CONCRETE XXV ACQUISITION, INC.,

a Delaware Corporation Authorized to Transact Business in New Jersey

 

This Plan of Merger is to effect a merger of CENTRAL INDUSTRIES RED BANK, INC., a New Jersey corporation (“Red Bank”), and CENTRAL CONCRETE CORP., a Delaware corporation authorized to transact business in New Jersey (“Concrete”), with and into CONCRETE XXV ACQUISITION, INC., a Delaware corporation authorized to transact business in New Jersey (“Acquisition”).

 

1. Red Bank and Concrete shall be merged with and into Acquisition.

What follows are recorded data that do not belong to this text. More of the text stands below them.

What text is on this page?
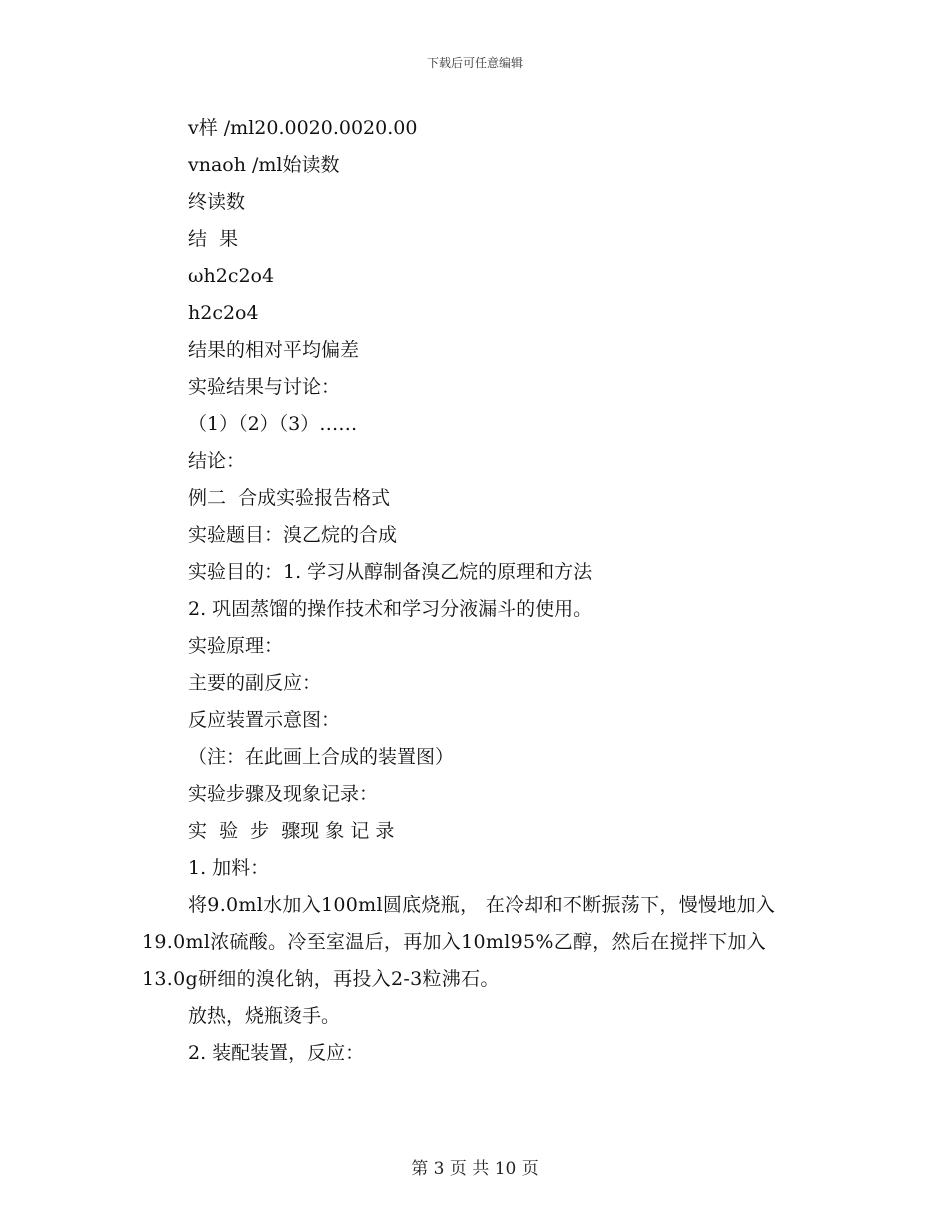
下载后可任意编辑
v样 /ml20.0020.0020.00
vnaoh /ml始读数
终读数
结  果
ωh2c2o4
h2c2o4
结果的相对平均偏差
实验结果与讨论：
（1）（2）（3）……
结论：
例二  合成实验报告格式
实验题目：溴乙烷的合成
实验目的：1. 学习从醇制备溴乙烷的原理和方法
2. 巩固蒸馏的操作技术和学习分液漏斗的使用。
实验原理：
主要的副反应：
反应装置示意图：
（注：在此画上合成的装置图）
实验步骤及现象记录：
实  验  步  骤现 象 记 录
1. 加料：
将9.0ml水加入100ml圆底烧瓶， 在冷却和不断振荡下，慢慢地加入19.0ml浓硫酸。冷至室温后，再加入10ml95%乙醇，然后在搅拌下加入13.0g研细的溴化钠，再投入2-3粒沸石。
放热，烧瓶烫手。
2. 装配装置，反应：
第 3 页 共 10 页
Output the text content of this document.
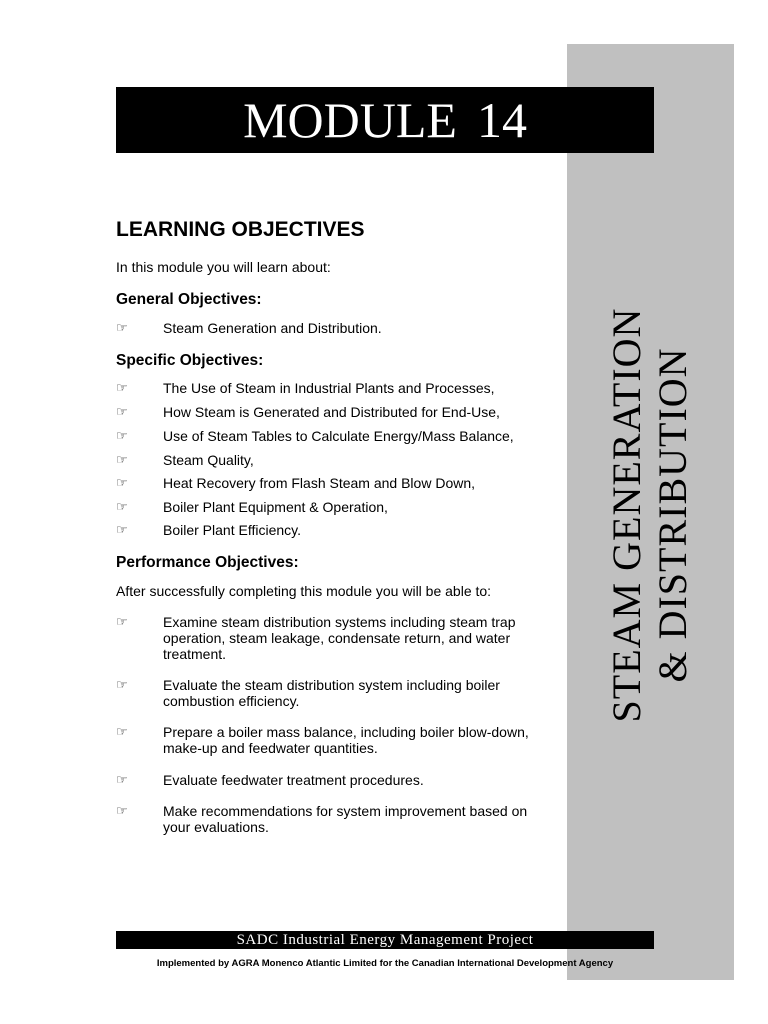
STEAM GENERATION & DISTRIBUTION
MODULE 14
LEARNING OBJECTIVES
In this module you will learn about:
General Objectives:
☞	Steam Generation and Distribution.
Specific Objectives:
☞	The Use of Steam in Industrial Plants and Processes,
☞	How Steam is Generated and Distributed for End-Use,
☞	Use of Steam Tables to Calculate Energy/Mass Balance,
☞	Steam Quality,
☞	Heat Recovery from Flash Steam and Blow Down,
☞	Boiler Plant Equipment & Operation,
☞	Boiler Plant Efficiency.
Performance Objectives:
After successfully completing this module you will be able to:
☞	Examine steam distribution systems including steam trap operation, steam leakage, condensate return, and water treatment.
☞	Evaluate the steam distribution system including boiler combustion efficiency.
☞	Prepare a boiler mass balance, including boiler blow-down, make-up and feedwater quantities.
☞	Evaluate feedwater treatment procedures.
☞	Make recommendations for system improvement based on your evaluations.
SADC Industrial Energy Management Project
Implemented by AGRA Monenco Atlantic Limited for the Canadian International Development Agency
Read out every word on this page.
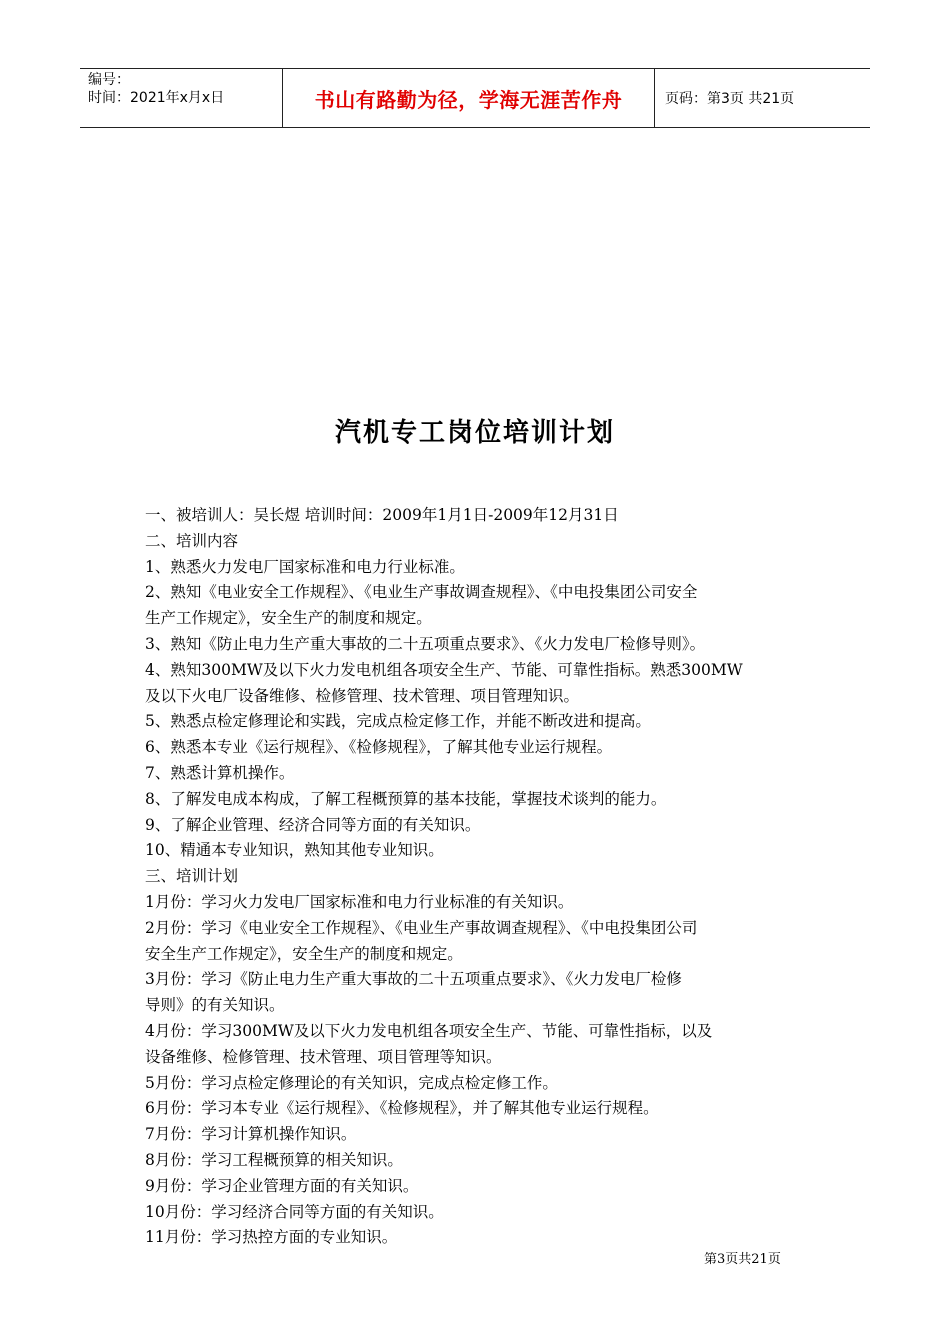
编号：
时间：2021年x月x日	书山有路勤为径，学海无涯苦作舟	页码：第3页 共21页
汽机专工岗位培训计划

一、被培训人：吴长煜 培训时间：2009年1月1日-2009年12月31日

二、培训内容

1、熟悉火力发电厂国家标准和电力行业标准。

2、熟知《电业安全工作规程》、《电业生产事故调查规程》、《中电投集团公司安全

生产工作规定》，安全生产的制度和规定。

3、熟知《防止电力生产重大事故的二十五项重点要求》、《火力发电厂检修导则》。

4、熟知300MW及以下火力发电机组各项安全生产、节能、可靠性指标。熟悉300MW

及以下火电厂设备维修、检修管理、技术管理、项目管理知识。

5、熟悉点检定修理论和实践，完成点检定修工作，并能不断改进和提高。

6、熟悉本专业《运行规程》、《检修规程》，了解其他专业运行规程。

7、熟悉计算机操作。

8、了解发电成本构成，了解工程概预算的基本技能，掌握技术谈判的能力。

9、了解企业管理、经济合同等方面的有关知识。

10、精通本专业知识，熟知其他专业知识。

三、培训计划

1月份：学习火力发电厂国家标准和电力行业标准的有关知识。

2月份：学习《电业安全工作规程》、《电业生产事故调查规程》、《中电投集团公司

安全生产工作规定》，安全生产的制度和规定。

3月份：学习《防止电力生产重大事故的二十五项重点要求》、《火力发电厂检修

导则》的有关知识。

4月份：学习300MW及以下火力发电机组各项安全生产、节能、可靠性指标，以及

设备维修、检修管理、技术管理、项目管理等知识。

5月份：学习点检定修理论的有关知识，完成点检定修工作。

6月份：学习本专业《运行规程》、《检修规程》，并了解其他专业运行规程。

7月份：学习计算机操作知识。

8月份：学习工程概预算的相关知识。

9月份：学习企业管理方面的有关知识。

10月份：学习经济合同等方面的有关知识。

11月份：学习热控方面的专业知识。

第3页共21页
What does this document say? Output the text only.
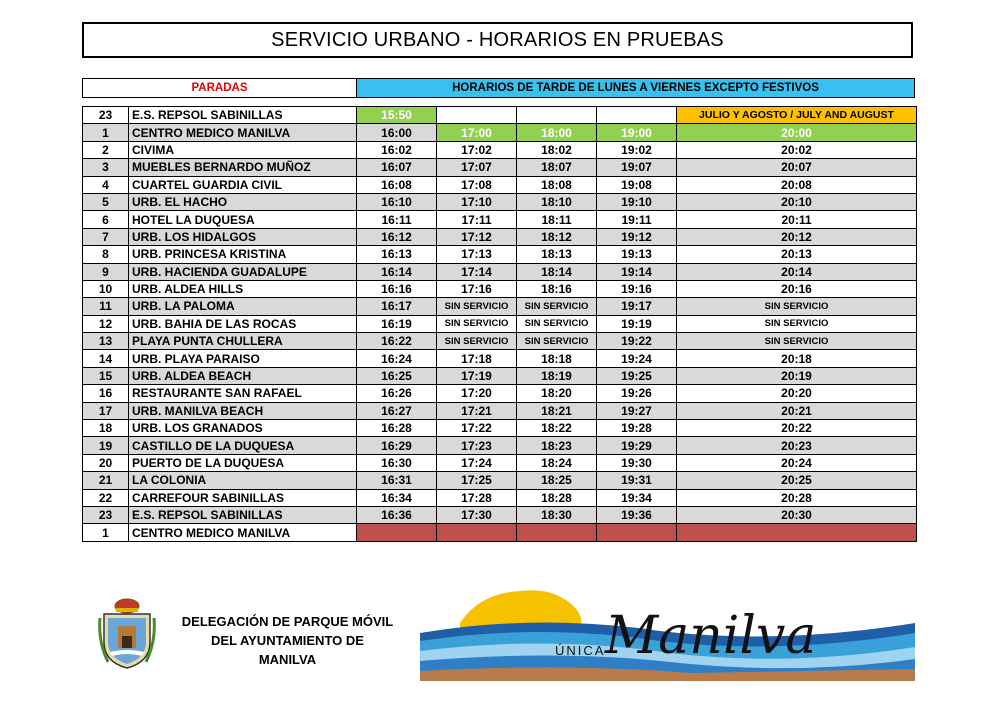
SERVICIO URBANO - HORARIOS EN PRUEBAS
PARADAS	HORARIOS DE TARDE DE LUNES A VIERNES EXCEPTO FESTIVOS
23	E.S. REPSOL SABINILLAS	15:50				JULIO Y AGOSTO / JULY AND AUGUST
1	CENTRO MEDICO MANILVA	16:00	17:00	18:00	19:00	20:00
2	CIVIMA	16:02	17:02	18:02	19:02	20:02
3	MUEBLES BERNARDO MUÑOZ	16:07	17:07	18:07	19:07	20:07
4	CUARTEL GUARDIA CIVIL	16:08	17:08	18:08	19:08	20:08
5	URB. EL HACHO	16:10	17:10	18:10	19:10	20:10
6	HOTEL LA DUQUESA	16:11	17:11	18:11	19:11	20:11
7	URB. LOS HIDALGOS	16:12	17:12	18:12	19:12	20:12
8	URB. PRINCESA KRISTINA	16:13	17:13	18:13	19:13	20:13
9	URB. HACIENDA GUADALUPE	16:14	17:14	18:14	19:14	20:14
10	URB. ALDEA HILLS	16:16	17:16	18:16	19:16	20:16
11	URB. LA PALOMA	16:17	SIN SERVICIO	SIN SERVICIO	19:17	SIN SERVICIO
12	URB. BAHIA DE LAS ROCAS	16:19	SIN SERVICIO	SIN SERVICIO	19:19	SIN SERVICIO
13	PLAYA PUNTA CHULLERA	16:22	SIN SERVICIO	SIN SERVICIO	19:22	SIN SERVICIO
14	URB. PLAYA PARAISO	16:24	17:18	18:18	19:24	20:18
15	URB. ALDEA BEACH	16:25	17:19	18:19	19:25	20:19
16	RESTAURANTE SAN RAFAEL	16:26	17:20	18:20	19:26	20:20
17	URB. MANILVA BEACH	16:27	17:21	18:21	19:27	20:21
18	URB. LOS GRANADOS	16:28	17:22	18:22	19:28	20:22
19	CASTILLO DE LA DUQUESA	16:29	17:23	18:23	19:29	20:23
20	PUERTO DE LA DUQUESA	16:30	17:24	18:24	19:30	20:24
21	LA COLONIA	16:31	17:25	18:25	19:31	20:25
22	CARREFOUR SABINILLAS	16:34	17:28	18:28	19:34	20:28
23	E.S. REPSOL SABINILLAS	16:36	17:30	18:30	19:36	20:30
1	CENTRO MEDICO MANILVA					
DELEGACIÓN DE PARQUE MÓVIL
DEL AYUNTAMIENTO DE
MANILVA
ÚNICA Manilva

Acquisition shall be the surviving corporation.

 

2. This Plan of Merger and the merger herein provided for shall become effective upon the filing of a Certificate of Merger with each of the States of New Jersey and Delaware (the “Effective Date”).

 

3. Upon the Effective Date, all of the presently issued and outstanding shares of stock of Red Bank and Concrete shall be deemed canceled, retired and terminated. The stockholders of Red Bank and Concrete shall receive certain cash consideration and certain shares of stock in U.S. Concrete, Inc., a Delaware corporation that is the parent of Acquisition, all as set forth in a certain Acquisition Agreement and Plan of Reorganization dated the date hereof. No other consideration shall flow from or to any of the corporations by reason of this merger.

 

4. Upon the Effective Date, the surviving corporation shall assume the name “Central Concrete Corp.”

 

5. Upon the Effective Date, Acquisition shall possess all of the rights, privileges, powers, immunities, purposes and franchises of Red Bank and Concrete and shall be subject to all of the obligations, restrictions and duties of Red Bank and Concrete. All property, real, personal and mixed, tangible and intangible, together with all good will, and all debts due on whatever account and all and every other interest of or belonging to or due to Red Bank and Concrete shall be deemed transferred to and vested in Acquisition without further act or deed. If at any time Acquisition shall deem or be advised that any further assignments, assurances at law or other things or actions are necessary or desirable to vest in Acquisition title to any property of Red Bank or Concrete, the proper corporate officers and directors of Acquisition shall be and hereby are authorized and directed, on behalf of Red Bank and Concrete, to execute all proper


assignments and assurances at law and to do all other things necessary or proper to vest title to such property in Acquisition and to otherwise carry out the purposes of this Plan of Merger.

 

6. This Plan of Merger shall be authorized, approved and adopted by Red Bank either (a) in accordance with the voting requirements set forth in N.J.S.A. 14A:10-1 and N.J.S.A. 14A:10-3 or (b) by the unanimous written consent of its directors and shareholders in accordance with N.J.S.A. 14A:6-7.1(5) and N.J.S.A. 14A:5-6(1). This Plan of Merger shall be authorized, approved and adopted by each of Concrete and Acquisition in accordance with the applicable law of the State of Delaware.

 

7. Upon receipt of all votes or written consents regarding the merger provided for herein as required by applicable law, appropriate Certificates of Merger shall be filed with the States of New Jersey and Delaware.

 

8. Upon the Effective Date, the Certificate of Incorporation for Acquisition shall remain as its certificate of incorporation, unamended and unmodified except as necessary to comply with Paragraph 4 of this Plan of Merger, and the by-laws of Acquisition shall remain as its by-laws, unamended and unmodified.